The mayor also said he stuck up for the poor and lashed out at: “All these rich elitist people, I’m sick of them. They don’t do nothing. They’re the biggest crooks around.”
The mayor swore during the interview, saying allegations made against him were bullshit. There were children present when he used his foul language.
The conversation between Cooper and Weir after the interview aired went something like this:
Cooper: “Does he have no self-control? Yelling and swearing around kids?”
Weir: “He has the impulse control of a young boy. He is real, that’s the one thing you can say about this guy.”
The National with Peter Mansbridge
Doug and Rob also sat down with CBC The National host Peter Mansbridge in the hour after Toronto City Council voted to remove much of Ford’s power, including shrinking his office budget to 40 per cent of what it was previously. Mansbridge asked tough questions about Mayor Ford’s use of drugs and alcohol while in office.
Rob Ford (again) said he does not have a drinking problem: “Peter, I’m getting punished for my Friday or Saturday nights when I had too many drinks.”
The mayor insisted he’s no longer drinking. “Are you off alcohol now?,” asked Mansbridge.
“Finished,” replied Rob Ford. “I’ve had a come-to-Jesus moment, if you want to call it that.” The mayor also denied using cocaine during his time in office, though admitted to using crack-cocaine one time and marijuana an unspecified number of times. He said he never used drugs at City Hall.
When asked about his relationship with Alexander Lisi, Rob Ford’s friend and occasional driver who has now been charged with extortion in connection to the crack video, Rob Ford wouldn’t answer, saying the matter was before the courts. Nor would he answer questions about why he wouldn’t speak to Toronto police as part of their investigation.
Rob Ford tells CBC’s Peter Mansbridge that he’s being punished for admitting drug use. ‘I am a human being, Peter.’ http://t.co/RkeGnPlXPw
— CBC News Alerts (@CBCAlerts) November 19, 2013
Mayor Ford also turned up a punchline on late-night TV. Jay Leno called him “God’s gift to comedy.” More on what was said here.

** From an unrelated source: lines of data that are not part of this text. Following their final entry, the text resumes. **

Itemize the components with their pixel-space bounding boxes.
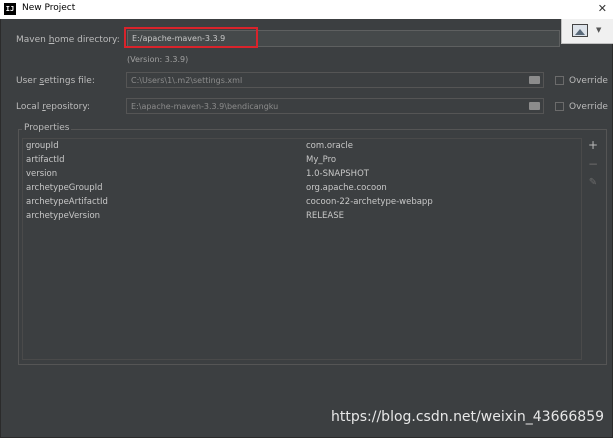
property-key: archetypeArtifactId (26, 197, 108, 207)
user-settings-override-checkbox[interactable] (555, 76, 564, 85)
edit-property-button[interactable]: ✎ (587, 177, 599, 188)
maven-version-text: (Version: 3.3.9) (127, 55, 189, 64)
table-row[interactable]: archetypeArtifactId cocoon-22-archetype-… (23, 195, 581, 209)
close-icon[interactable]: ✕ (598, 2, 607, 15)
local-repository-override-label: Override (569, 102, 608, 112)
properties-title: Properties (22, 123, 72, 133)
table-row[interactable]: archetypeVersion RELEASE (23, 209, 581, 223)
folder-icon[interactable] (529, 102, 540, 110)
local-repository-override-checkbox[interactable] (555, 102, 564, 111)
remove-property-button[interactable]: − (587, 157, 599, 171)
local-repository-field[interactable]: E:\apache-maven-3.3.9\bendicangku (126, 98, 544, 114)
property-value: 1.0-SNAPSHOT (306, 169, 369, 179)
properties-table[interactable]: groupId com.oracle artifactId My_Pro ver… (22, 138, 582, 360)
user-settings-override-label: Override (569, 76, 608, 86)
property-value: org.apache.cocoon (306, 183, 387, 193)
table-row[interactable]: artifactId My_Pro (23, 153, 581, 167)
folder-icon[interactable] (529, 76, 540, 84)
property-key: groupId (26, 141, 59, 151)
image-dropdown-button[interactable]: ▼ (561, 19, 613, 44)
table-row[interactable]: groupId com.oracle (23, 139, 581, 153)
property-value: My_Pro (306, 155, 337, 165)
maven-home-combobox[interactable]: E:/apache-maven-3.3.9 (127, 30, 560, 47)
user-settings-field[interactable]: C:\Users\1\.m2\settings.xml (126, 72, 544, 88)
title-bar: IJ New Project ✕ (0, 0, 613, 19)
property-key: archetypeGroupId (26, 183, 103, 193)
user-settings-label: User settings file: (16, 76, 95, 86)
property-key: archetypeVersion (26, 211, 101, 221)
property-value: RELEASE (306, 211, 344, 221)
property-key: version (26, 169, 58, 179)
image-icon (572, 24, 588, 37)
property-key: artifactId (26, 155, 65, 165)
property-value: cocoon-22-archetype-webapp (306, 197, 433, 207)
local-repository-label: Local repository: (16, 102, 91, 112)
table-row[interactable]: archetypeGroupId org.apache.cocoon (23, 181, 581, 195)
table-row[interactable]: version 1.0-SNAPSHOT (23, 167, 581, 181)
maven-home-label: Maven home directory: (16, 35, 120, 45)
chevron-down-icon: ▼ (596, 26, 602, 34)
new-project-window: IJ New Project ✕ Maven home directory: E… (0, 0, 613, 438)
add-property-button[interactable]: + (587, 138, 599, 152)
intellij-app-icon: IJ (4, 3, 16, 15)
property-value: com.oracle (306, 141, 354, 151)
watermark-text: https://blog.csdn.net/weixin_43666859 (331, 409, 605, 425)
window-title: New Project (22, 3, 76, 13)
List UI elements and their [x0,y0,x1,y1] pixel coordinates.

A sitdown with Matt Lauer on the Today show:
— TODAY (@TODAYshow) November 19, 2013
(As a programming note, it was just a couple of weeks ago that Lauer and his cohost Al Roker underwent prostate exams on morning TV.)
UPDATE: Despite the above “programming note” Ford’s interview with Lauer was probably his toughest one yet. Lauer pressed Ford when he tried to shift the blame for his actions onto someone else, or argue that everyone drinks to excess from time to time. Example:
Lauer: “Let’s say you go on one of those binges and the phone rings in your office at 3 a.m. on a Saturday night and something terrible has happened in your city. There’s a terrorist attack or some other kind of disaster. Are you equipped? Will you be cable and stable enough to handle it?”
Ford: “I’m very equipped. I’m very fortunate that hasn’t happened. There have been a few isolated incidents that it’s happened. And you’re absolutely right. I’m very fortunate that that hasn’t happened, but that could happen with anybody at any time. Say you had gone out drinking or you were drunk, and say something happened to your family.”
Ford, again, tried to turn the conversation back to Laurer, saying “Say your son or daughter just got killed in a car accident and you’re plastered out of your mind at three in the morning,” Ford said. “Are you going to be able to handle that?”
However, the city no longer has to wonder what would happen if Ford were on a binge during an emergency. Last week, city councillors voted to transfer most powers, in the event of a city emergeny, to Deputy Mayor Norm Kelly.